}

Robot Tartalo, jamba

2008/06/01 Ochoa de Eribe Agirre, Alaitz - Elhuyar Zientziaren Komunikazioa Iturria: Elhuyar aldizkaria

Nous sommes toujours surpris de voir un robot marcher seul ou prendre des décisions sans aide. C'est ce que fait le Groupe de Recherche sur la Robotique et les Systèmes Autonomes de l'UPV : augmenter l'autonomie des robots pour qu'ils soient capables de faire toujours plus de choses sur leur propre. Il y a quelques années, Marisorgin, le robot qui distribuait le courrier, a été développé et a maintenant lancé Tartalo.
Robot Tartalo, jamba
01/06/2008 Ochoa de Eribe Agirre, Alaitz Elhuyar Zientzia Komunikazioa

(Photo: A. Ochoa de Eribe)
Les personnes qui travaillent au troisième étage de la Faculté d'Informatique de San Sebastián considèrent normal la rencontre avec Tartalo dans les couloirs. Vous vous trouvez mais pas. En fait, cette machine de métro intelligente et moyenne longueur évite tous les obstacles qui se trouvent sur le chemin grâce aux capteurs installés autour de son « corps » : détecteurs sonores à ultrasons, capteurs infrarouges et lasers. Ces derniers, par exemple, mesurent la distance à laquelle se trouve tout ce qui se trouve dans l'angle de 180 degrés. Les chercheurs de l'UPV n'ont pas fabriqué le robot, l'ont acheté l'Université et l'équipe de recherche développe ses capacités.

Avec ces capteurs, et avec l'ordinateur qui est le cerveau du robot, Tartalo aurait seulement à se déplacer d'un côté à l'autre en toute sécurité, à savoir une navigation de base en anglais appelé wandering. Cependant, cette équipe de chercheurs du Département des sciences de l'informatique et de l'intelligence artificielle vise à rendre le robot capable d'assister à un point précis ordonné.

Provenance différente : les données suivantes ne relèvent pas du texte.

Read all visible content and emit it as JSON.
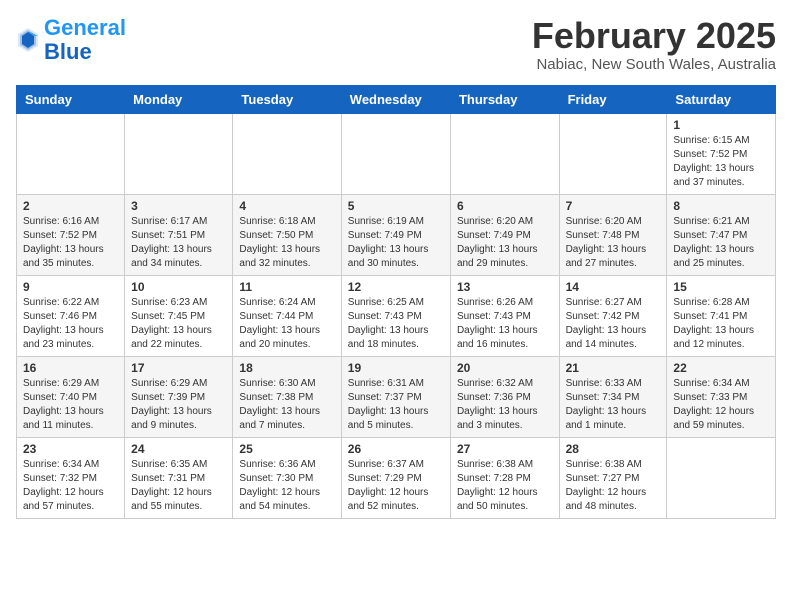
{
  "header": {
    "logo_general": "General",
    "logo_blue": "Blue",
    "month_year": "February 2025",
    "location": "Nabiac, New South Wales, Australia"
  },
  "weekdays": [
    "Sunday",
    "Monday",
    "Tuesday",
    "Wednesday",
    "Thursday",
    "Friday",
    "Saturday"
  ],
  "weeks": [
    [
      {
        "day": "",
        "info": ""
      },
      {
        "day": "",
        "info": ""
      },
      {
        "day": "",
        "info": ""
      },
      {
        "day": "",
        "info": ""
      },
      {
        "day": "",
        "info": ""
      },
      {
        "day": "",
        "info": ""
      },
      {
        "day": "1",
        "info": "Sunrise: 6:15 AM\nSunset: 7:52 PM\nDaylight: 13 hours\nand 37 minutes."
      }
    ],
    [
      {
        "day": "2",
        "info": "Sunrise: 6:16 AM\nSunset: 7:52 PM\nDaylight: 13 hours\nand 35 minutes."
      },
      {
        "day": "3",
        "info": "Sunrise: 6:17 AM\nSunset: 7:51 PM\nDaylight: 13 hours\nand 34 minutes."
      },
      {
        "day": "4",
        "info": "Sunrise: 6:18 AM\nSunset: 7:50 PM\nDaylight: 13 hours\nand 32 minutes."
      },
      {
        "day": "5",
        "info": "Sunrise: 6:19 AM\nSunset: 7:49 PM\nDaylight: 13 hours\nand 30 minutes."
      },
      {
        "day": "6",
        "info": "Sunrise: 6:20 AM\nSunset: 7:49 PM\nDaylight: 13 hours\nand 29 minutes."
      },
      {
        "day": "7",
        "info": "Sunrise: 6:20 AM\nSunset: 7:48 PM\nDaylight: 13 hours\nand 27 minutes."
      },
      {
        "day": "8",
        "info": "Sunrise: 6:21 AM\nSunset: 7:47 PM\nDaylight: 13 hours\nand 25 minutes."
      }
    ],
    [
      {
        "day": "9",
        "info": "Sunrise: 6:22 AM\nSunset: 7:46 PM\nDaylight: 13 hours\nand 23 minutes."
      },
      {
        "day": "10",
        "info": "Sunrise: 6:23 AM\nSunset: 7:45 PM\nDaylight: 13 hours\nand 22 minutes."
      },
      {
        "day": "11",
        "info": "Sunrise: 6:24 AM\nSunset: 7:44 PM\nDaylight: 13 hours\nand 20 minutes."
      },
      {
        "day": "12",
        "info": "Sunrise: 6:25 AM\nSunset: 7:43 PM\nDaylight: 13 hours\nand 18 minutes."
      },
      {
        "day": "13",
        "info": "Sunrise: 6:26 AM\nSunset: 7:43 PM\nDaylight: 13 hours\nand 16 minutes."
      },
      {
        "day": "14",
        "info": "Sunrise: 6:27 AM\nSunset: 7:42 PM\nDaylight: 13 hours\nand 14 minutes."
      },
      {
        "day": "15",
        "info": "Sunrise: 6:28 AM\nSunset: 7:41 PM\nDaylight: 13 hours\nand 12 minutes."
      }
    ],
    [
      {
        "day": "16",
        "info": "Sunrise: 6:29 AM\nSunset: 7:40 PM\nDaylight: 13 hours\nand 11 minutes."
      },
      {
        "day": "17",
        "info": "Sunrise: 6:29 AM\nSunset: 7:39 PM\nDaylight: 13 hours\nand 9 minutes."
      },
      {
        "day": "18",
        "info": "Sunrise: 6:30 AM\nSunset: 7:38 PM\nDaylight: 13 hours\nand 7 minutes."
      },
      {
        "day": "19",
        "info": "Sunrise: 6:31 AM\nSunset: 7:37 PM\nDaylight: 13 hours\nand 5 minutes."
      },
      {
        "day": "20",
        "info": "Sunrise: 6:32 AM\nSunset: 7:36 PM\nDaylight: 13 hours\nand 3 minutes."
      },
      {
        "day": "21",
        "info": "Sunrise: 6:33 AM\nSunset: 7:34 PM\nDaylight: 13 hours\nand 1 minute."
      },
      {
        "day": "22",
        "info": "Sunrise: 6:34 AM\nSunset: 7:33 PM\nDaylight: 12 hours\nand 59 minutes."
      }
    ],
    [
      {
        "day": "23",
        "info": "Sunrise: 6:34 AM\nSunset: 7:32 PM\nDaylight: 12 hours\nand 57 minutes."
      },
      {
        "day": "24",
        "info": "Sunrise: 6:35 AM\nSunset: 7:31 PM\nDaylight: 12 hours\nand 55 minutes."
      },
      {
        "day": "25",
        "info": "Sunrise: 6:36 AM\nSunset: 7:30 PM\nDaylight: 12 hours\nand 54 minutes."
      },
      {
        "day": "26",
        "info": "Sunrise: 6:37 AM\nSunset: 7:29 PM\nDaylight: 12 hours\nand 52 minutes."
      },
      {
        "day": "27",
        "info": "Sunrise: 6:38 AM\nSunset: 7:28 PM\nDaylight: 12 hours\nand 50 minutes."
      },
      {
        "day": "28",
        "info": "Sunrise: 6:38 AM\nSunset: 7:27 PM\nDaylight: 12 hours\nand 48 minutes."
      },
      {
        "day": "",
        "info": ""
      }
    ]
  ]
}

Orientation dans les bâtiments

Les machines les plus connues qui nous conduiront d'un point particulier à une destination sont les systèmes de navigation GPS. Cependant, ils ne fonctionnent pas dans les bâtiments et il ne serait pas pratique de créer une base de données qui rassemble les plans de tous les bâtiments du monde. C'est pourquoi l'équipe de Basilio Sierra est basée sur des systèmes biomimétiques pour le développement de Tartalo. Autrement dit, le robot fait la même chose que les gens et les animaux orienteraient dans un nouvel endroit: explorer le lieu et prendre des repères. Mais pour qu'une machine puisse faire ce que les êtres vivants font de leur intuition, les informaticiens doivent insérer une série de données et de programmes de calcul.

Les bâtiments sont des environnements semi-structurés, dans tous les espaces communs peuvent être trouvés et Tartalo vous a appris à connaître quatre d'entre eux: chambre, couloir, hall ou entrée et croix. Ainsi, si nous emmenions le robot chez nous, nous réaliserions d'abord un processus d'autolocalisation, en faisant un tour de poids pour apprendre l'emplacement de ces espaces. Avec ce processus, la machine formerait une sorte de carte topologique, et nous devrions seulement montrer le nom de chacun des lieux qu'elle a appris. Pour ce faire, les chercheurs de l'UPV conçoivent des systèmes d'interaction personne-robot. Par exemple, un système de reconnaissance vocale et une interface tactile sont en cours d'adaptation pour permettre au robot de comprendre les commandes.

Oeil unique, vision forte

Le robot utilise une caméra pour identifier les lieux.
A. Ochoa de Eribe
Pour identifier ce qu'il a devant - par exemple pour séparer une pièce d'un couloir -, Tartalo utilise le seul œil qui lui donne son nom: sa caméra. Il mesure les images prises à travers cette caméra, les compare à sa base de données et est basé sur la probabilité de décider ce que ces images ressemblent le plus. Par exemple, le robot sait que si une zone est longue et étroite est un coureur.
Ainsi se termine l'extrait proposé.